Invest Atlanta, the city's economic development arm, hopes to lure new businesses downtown by making the buildings that would house them more energy efficient.
The organization's board approved Thursday a plan to use up to $8 million in funding from the Westside tax allocation district to help building owners conduct energy audits or retrofit structures that face obsolescence because of power and water inefficiencies, especially those C class of lower-grade offices that struggle with vacancies.
Invest Atlanta, formerly the Atlanta Development Authority, would pay as much as 40 percent of the cost of the work with the landlord footing the rest of the bill.
Cheryl Strickland, director of tax allocation district programs, for Invest Atlanta, said despite a spate of new construction over the past decade, downtown has a number of crumbling buildings and numerous vacancies.
"We still have a lot of aging, obsolete building stock," she said "We've got a lot of buildings that are inefficient, that are underutilized."
Invest Atlanta's move is part of a larger effort by the city to go green. Atlanta was one of a handful of pilot cities in the Obama administration's "Better Buildings" challenge, which seeks to reduce energy consumption in commercial buildings by 20 percent by 2020.
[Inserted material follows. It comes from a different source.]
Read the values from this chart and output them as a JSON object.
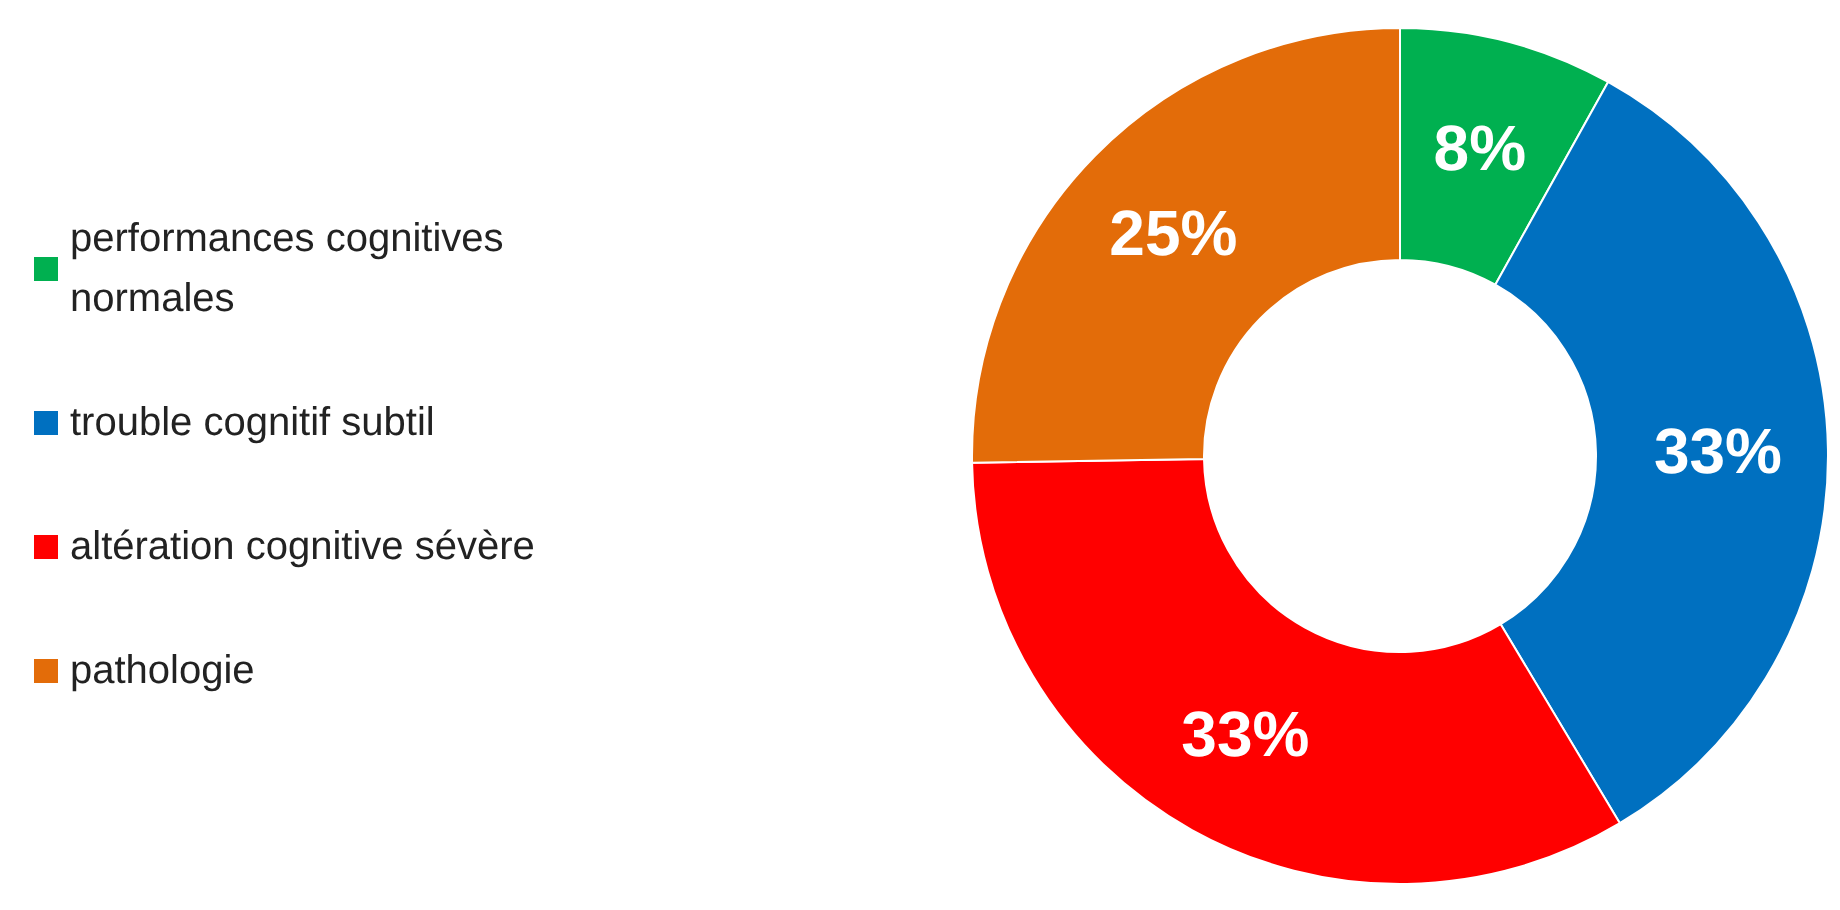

Aaron Bastian, a spokesman for the Mayor's Office of Sustainability, said participating buildings are finding savings by updating HVAC and water systems that are at the end of their lives or replacing lighting that uses too much energy.
Brian McGowan, president and chief executive officer of Invest Atlanta, said investing in the retrofits and energy audits could help spur employment.
"The idea is that if we upgrade the buildings and make them more conducive to the attraction of investment, we can actually bring more jobs to the downtown," he said.
Board member Julian Bene applauded the program, but warned the staff to be very focused when looking for companies to fill the space. He suggested they focus on niche companies for the buildings -- possibly start ups or high tech businesses -- that can't afford Class A offices and would relish the more challenged space.
"We should be very careful in how we approach," he said. "We don't have a whole lot of money to throw around."